Friday, October 19, 2012

Segundo vino.

¡Y es bueno, compártelo con tus amigos!

Tonight's selection:
Wine:  "Kawin" 2011 Private Reserve Cabernet Sauvignon, by Hacienda Lolol

Origin:  Central Valley, Chile  (Lolol is a Chilean commune and town in Colchagua Province, O'Higgins Region. Lolol was founded in 1830.  Thanks Wikipedia!)
Price:  $9.95 !
Rating:  4 of 5 = PFG

Smooth, peppery, lush, very drinkable due to its mellow tones.  Mmm-hmmm, it's nice!  I was surprised by this Chilean Cab, actually.  I fear the price tag lowered my expectations (I'm a dick).  So I wondered if Chilean winemakers enjoy national subsidies, and expressly googled.  It seems some Chilean vintners do, and some do not.  This is an interesting piece on the industry down there: (http://www.winesofchile.org/2012/03/chilean-wine-greats-nominated-for-wine-intelligence-awards/).  I also found a nerd who had a pretty succinct opinion, "Wine down here in Chile ranges in price from $1 to $3 per bottle.
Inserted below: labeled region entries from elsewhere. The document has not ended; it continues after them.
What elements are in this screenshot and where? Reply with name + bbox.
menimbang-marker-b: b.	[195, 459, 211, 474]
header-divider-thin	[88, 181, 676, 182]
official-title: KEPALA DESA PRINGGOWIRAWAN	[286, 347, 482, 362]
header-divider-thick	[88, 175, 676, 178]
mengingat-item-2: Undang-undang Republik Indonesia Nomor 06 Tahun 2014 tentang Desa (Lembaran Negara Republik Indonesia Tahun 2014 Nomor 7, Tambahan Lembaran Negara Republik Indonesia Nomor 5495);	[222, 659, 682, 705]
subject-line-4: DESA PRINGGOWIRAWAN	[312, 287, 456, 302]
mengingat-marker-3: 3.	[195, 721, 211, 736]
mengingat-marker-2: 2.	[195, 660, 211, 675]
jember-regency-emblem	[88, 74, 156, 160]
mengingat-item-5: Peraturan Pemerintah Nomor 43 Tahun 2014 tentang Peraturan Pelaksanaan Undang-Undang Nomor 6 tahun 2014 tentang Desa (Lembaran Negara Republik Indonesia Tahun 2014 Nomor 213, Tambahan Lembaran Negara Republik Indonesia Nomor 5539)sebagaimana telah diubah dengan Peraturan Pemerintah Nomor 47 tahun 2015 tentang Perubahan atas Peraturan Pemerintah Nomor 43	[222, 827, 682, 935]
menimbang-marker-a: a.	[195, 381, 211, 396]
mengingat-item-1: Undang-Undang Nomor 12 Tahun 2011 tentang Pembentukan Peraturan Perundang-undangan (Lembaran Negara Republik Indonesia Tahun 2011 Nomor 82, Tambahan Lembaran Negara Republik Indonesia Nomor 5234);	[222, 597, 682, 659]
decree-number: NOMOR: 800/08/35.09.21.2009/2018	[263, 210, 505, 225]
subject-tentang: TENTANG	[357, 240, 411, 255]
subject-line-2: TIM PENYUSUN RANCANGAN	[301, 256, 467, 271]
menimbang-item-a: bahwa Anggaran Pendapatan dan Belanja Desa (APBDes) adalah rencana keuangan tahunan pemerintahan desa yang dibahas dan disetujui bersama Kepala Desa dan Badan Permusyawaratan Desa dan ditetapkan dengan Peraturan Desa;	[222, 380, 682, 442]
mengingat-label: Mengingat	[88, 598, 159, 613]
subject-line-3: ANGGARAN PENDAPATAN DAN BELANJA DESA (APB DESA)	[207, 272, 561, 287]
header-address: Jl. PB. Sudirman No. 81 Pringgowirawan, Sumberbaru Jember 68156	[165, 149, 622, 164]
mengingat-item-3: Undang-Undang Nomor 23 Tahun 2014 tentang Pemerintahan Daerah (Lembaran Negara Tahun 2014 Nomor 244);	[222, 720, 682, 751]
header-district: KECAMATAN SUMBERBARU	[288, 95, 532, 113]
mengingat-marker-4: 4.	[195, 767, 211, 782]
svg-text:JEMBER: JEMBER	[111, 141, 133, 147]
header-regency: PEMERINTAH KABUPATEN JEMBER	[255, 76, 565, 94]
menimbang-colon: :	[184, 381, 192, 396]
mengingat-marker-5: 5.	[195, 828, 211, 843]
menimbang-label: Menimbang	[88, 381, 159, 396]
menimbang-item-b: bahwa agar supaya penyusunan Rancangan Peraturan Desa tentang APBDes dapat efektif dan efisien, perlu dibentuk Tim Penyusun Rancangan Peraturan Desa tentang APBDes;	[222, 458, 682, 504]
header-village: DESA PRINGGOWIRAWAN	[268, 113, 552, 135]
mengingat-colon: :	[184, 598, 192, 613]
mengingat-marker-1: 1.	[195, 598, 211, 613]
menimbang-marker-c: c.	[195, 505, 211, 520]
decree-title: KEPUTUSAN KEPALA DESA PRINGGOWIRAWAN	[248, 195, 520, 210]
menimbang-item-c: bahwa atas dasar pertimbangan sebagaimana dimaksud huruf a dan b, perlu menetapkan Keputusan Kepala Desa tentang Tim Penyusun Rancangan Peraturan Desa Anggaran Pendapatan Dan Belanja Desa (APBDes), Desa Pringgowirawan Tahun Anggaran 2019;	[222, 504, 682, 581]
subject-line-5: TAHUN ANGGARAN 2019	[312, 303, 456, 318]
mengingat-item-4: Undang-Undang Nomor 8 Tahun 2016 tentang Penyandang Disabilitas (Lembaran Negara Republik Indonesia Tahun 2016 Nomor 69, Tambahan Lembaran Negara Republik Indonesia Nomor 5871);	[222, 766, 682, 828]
I’ve been drinking these and some luxury ($7) Chilean wines and, to my uneducated palette, they compare favorably to wines tasted in California’s Napa Valley wines which were $30-50/bottle.  So the question for the wine experts reading this is… why would anyone buy wine from Napa, where a small bit of land for a house is almost $1 million?  One would naively suppose that grapes and wine produced on some of the world’s most expensive real estate would be a bad bargain.  We don’t buy apples from the Upper East Side of Manhattan.  We don’t buy oranges from Beverly Hills.  Couldn’t a winery in a place where real estate and labor are cheaper (e.g., Australia, Argentina, Chile, etc.[my edit: labour & real estate is not cheaper in Australia]) always produce a much better wine for any given price?"  The 'fair trade' ghost that lives in my conscious is mildly suspicious of that attitude, but the rest of my mind likes the logic.  The label states that the word 'Kawin' means "a gathering or celebration" in the native Mapuche language, and thus it's "a wine for pleasure of sharing."  Tonight I have the pleasure of sharing it with myself, but oh how I'd love to have 4 bottles flowing around a dinner table with 5 friends, roast duck, and a garlic-something accoutrement... especially at that price.  But it's pairing nicely with plain potato chips this evening.

It was explained to me in Australia that the vintage of a southern hemisphere wine is actually a year ahead of the growing/harvesting season in the northern hemisphere, and to think of this 2011 as a 2010 (which allows us to stick to the rule of never drinking a Cab Sauv before it has aged two or more years).  Go get some!